Pero tienen razón quienes insisten en el ahorro de todos como soporte al despilfarro de algunos.

Hay que seguir ahorrando.

Y empezar, por ejemplo, por ahorrarnos los manilargos gobiernos que se han sucedido en el poder en los últimos 40 años y que han derrochado hasta el agotamiento la confianza de este ingenuo pueblo tantas veces burlado.

Y seguir incentivando el ahorro y así economizarnos los partidos políticos responsables del dispendio de tantas esperanzas baldías, los desembolsos de tantas fraudulentas elecciones.

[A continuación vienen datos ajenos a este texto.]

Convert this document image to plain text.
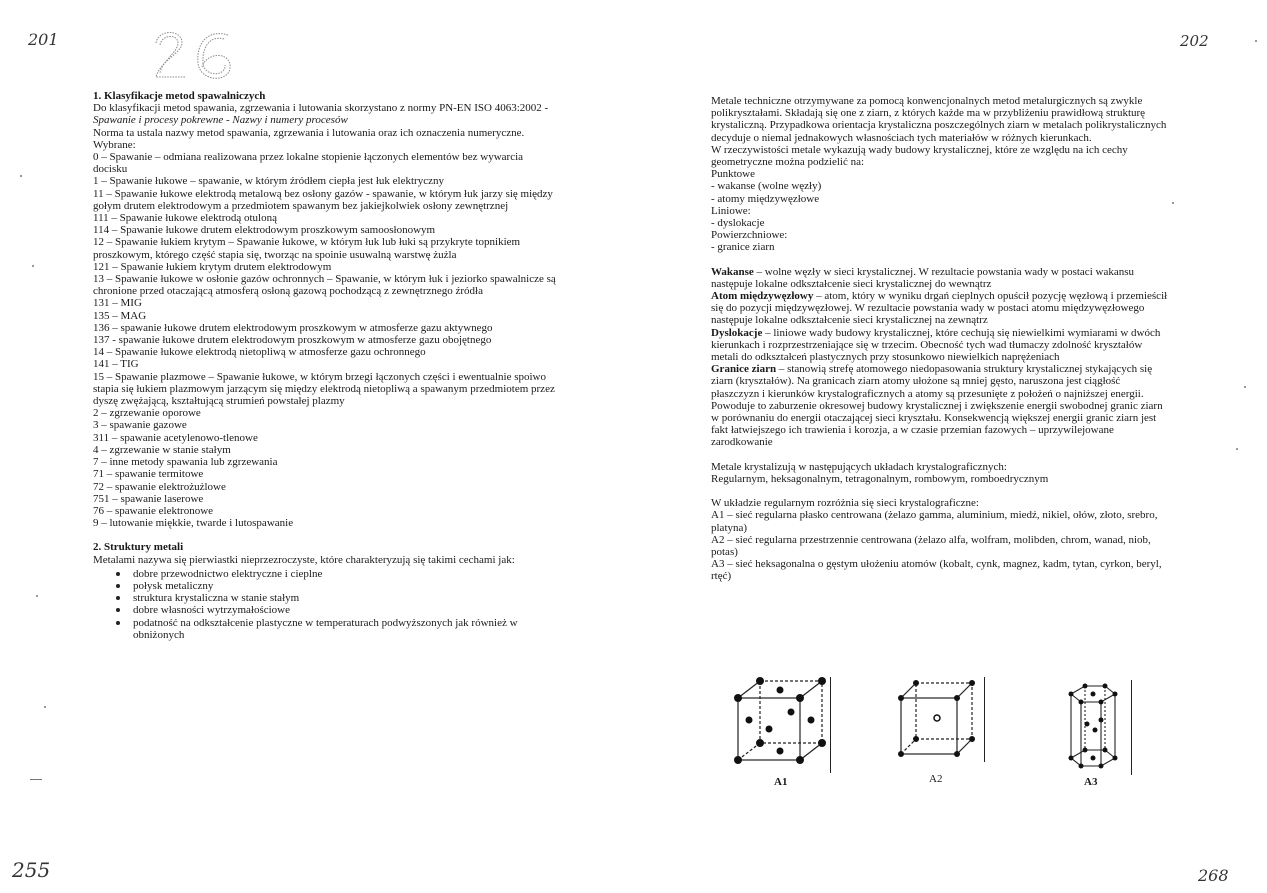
201	202
255	268
1. Klasyfikacje metod spawalniczych

Do klasyfikacji metod spawania, zgrzewania i lutowania skorzystano z normy PN-EN ISO 4063:2002 - Spawanie i procesy pokrewne - Nazwy i numery procesów

Norma ta ustala nazwy metod spawania, zgrzewania i lutowania oraz ich oznaczenia numeryczne.

Wybrane:

0 – Spawanie – odmiana realizowana przez lokalne stopienie łączonych elementów bez wywarcia docisku

1 – Spawanie łukowe – spawanie, w którym źródłem ciepła jest łuk elektryczny

11 – Spawanie łukowe elektrodą metalową bez osłony gazów - spawanie, w którym łuk jarzy się między gołym drutem elektrodowym a przedmiotem spawanym bez jakiejkolwiek osłony zewnętrznej

111 – Spawanie łukowe elektrodą otuloną

114 – Spawanie łukowe drutem elektrodowym proszkowym samoosłonowym

12 – Spawanie łukiem krytym – Spawanie łukowe, w którym łuk lub łuki są przykryte topnikiem proszkowym, którego część stapia się, tworząc na spoinie usuwalną warstwę żużla

121 – Spawanie łukiem krytym drutem elektrodowym

13 – Spawanie łukowe w osłonie gazów ochronnych – Spawanie, w którym łuk i jeziorko spawalnicze są chronione przed otaczającą atmosferą osłoną gazową pochodzącą z zewnętrznego źródła

131 – MIG

135 – MAG

136 – spawanie łukowe drutem elektrodowym proszkowym w atmosferze gazu aktywnego

137 - spawanie łukowe drutem elektrodowym proszkowym w atmosferze gazu obojętnego

14 – Spawanie łukowe elektrodą nietopliwą w atmosferze gazu ochronnego

141 – TIG

15 – Spawanie plazmowe – Spawanie łukowe, w którym brzegi łączonych części i ewentualnie spoiwo stapia się łukiem plazmowym jarzącym się między elektrodą nietopliwą a spawanym przedmiotem przez dyszę zwężającą, kształtującą strumień powstałej plazmy

2 – zgrzewanie oporowe

3 – spawanie gazowe

311 – spawanie acetylenowo-tlenowe

4 – zgrzewanie w stanie stałym

7 – inne metody spawania lub zgrzewania

71 – spawanie termitowe

72 – spawanie elektrożużlowe

751 – spawanie laserowe

76 – spawanie elektronowe

9 – lutowanie miękkie, twarde i lutospawanie

2. Struktury metali

Metalami nazywa się pierwiastki nieprzezroczyste, które charakteryzują się takimi cechami jak:

dobre przewodnictwo elektryczne i cieplne
połysk metaliczny
struktura krystaliczna w stanie stałym
dobre własności wytrzymałościowe
podatność na odkształcenie plastyczne w temperaturach podwyższonych jak również w obniżonych

Metale techniczne otrzymywane za pomocą konwencjonalnych metod metalurgicznych są zwykle polikryształami. Składają się one z ziarn, z których każde ma w przybliżeniu prawidłową strukturę krystaliczną. Przypadkowa orientacja krystaliczna poszczególnych ziarn w metalach polikrystalicznych decyduje o niemal jednakowych własnościach tych materiałów w różnych kierunkach.

W rzeczywistości metale wykazują wady budowy krystalicznej, które ze względu na ich cechy geometryczne można podzielić na:

Punktowe

- wakanse (wolne węzły)

- atomy międzywęzłowe

Liniowe:

- dyslokacje

Powierzchniowe:

- granice ziarn

Wakanse – wolne węzły w sieci krystalicznej. W rezultacie powstania wady w postaci wakansu następuje lokalne odkształcenie sieci krystalicznej do wewnątrz

Atom międzywęzłowy – atom, który w wyniku drgań cieplnych opuścił pozycję węzłową i przemieścił się do pozycji międzywęzłowej. W rezultacie powstania wady w postaci atomu międzywęzłowego następuje lokalne odkształcenie sieci krystalicznej na zewnątrz

Dyslokacje – liniowe wady budowy krystalicznej, które cechują się niewielkimi wymiarami w dwóch kierunkach i rozprzestrzeniające się w trzecim. Obecność tych wad tłumaczy zdolność kryształów metali do odkształceń plastycznych przy stosunkowo niewielkich naprężeniach

Granice ziarn – stanowią strefę atomowego niedopasowania struktury krystalicznej stykających się ziarn (kryształów). Na granicach ziarn atomy ułożone są mniej gęsto, naruszona jest ciągłość płaszczyzn i kierunków krystalograficznych a atomy są przesunięte z położeń o najniższej energii. Powoduje to zaburzenie okresowej budowy krystalicznej i zwiększenie energii swobodnej granic ziarn w porównaniu do energii otaczającej sieci kryształu. Konsekwencją większej energii granic ziarn jest fakt łatwiejszego ich trawienia i korozja, a w czasie przemian fazowych – uprzywilejowane zarodkowanie

Metale krystalizują w następujących układach krystalograficznych:

Regularnym, heksagonalnym, tetragonalnym, rombowym, romboedrycznym

W układzie regularnym rozróżnia się sieci krystalograficzne:

A1 – sieć regularna płasko centrowana (żelazo gamma, aluminium, miedź, nikiel, ołów, złoto, srebro, platyna)

A2 – sieć regularna przestrzennie centrowana (żelazo alfa, wolfram, molibden, chrom, wanad, niob, potas)

A3 – sieć heksagonalna o gęstym ułożeniu atomów (kobalt, cynk, magnez, kadm, tytan, cyrkon, beryl, rtęć)

A1	A2	A3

Y persistir en la mesura del gasto de manera que, felizmente, podamos también ahorrarnos los tantos senadores y diputados, y sus correspondientes gastos fijos y comisiones y primas y franquicias y exoneraciones y canastas navideñas y tráfico de chinos y organizaciones no gubernamentales y sus bien surtidos barrilitos.

Y puestos a ahorrar, economizarnos igualmente los  honoríficos regidores y sus dietas y beneficios y familias numerosas todas dotadas de sus oportunos pasaportes y sus documentos arreglados y sus visas alteradas y más dietas y más exoneraciones y maletines negros.

Y ahorrarnos por fin las primeras y las segundas damas, y los tantos enyipetados funcionarios y sus primeras y segundas queridas, y los tantos aguajeros síndicos y sus primeras y segundas… asistentes.

Y ahorrarnos siquiera algunos de los tantos generales, de los entogados mercaderes, de los ensotanados fariseos, de los depredadores empresarios, de los embajadores malcriados.

Y ahorrarnos los diálogos de sordos, las becas para nobles, los pegasos alados, las enramadas con jacuzzi, los invernaderos populares. Y ahorrarnos los metros y los zoológicos capitaleños y los patios traseros.

Hasta que un día, un feliz día, este sufrido y austero pueblo, ahorradas todas las francachelas ensacadas, todas las cuchipandas licenciadas, se dé por fin el gusto del gran bonche de la dignidad.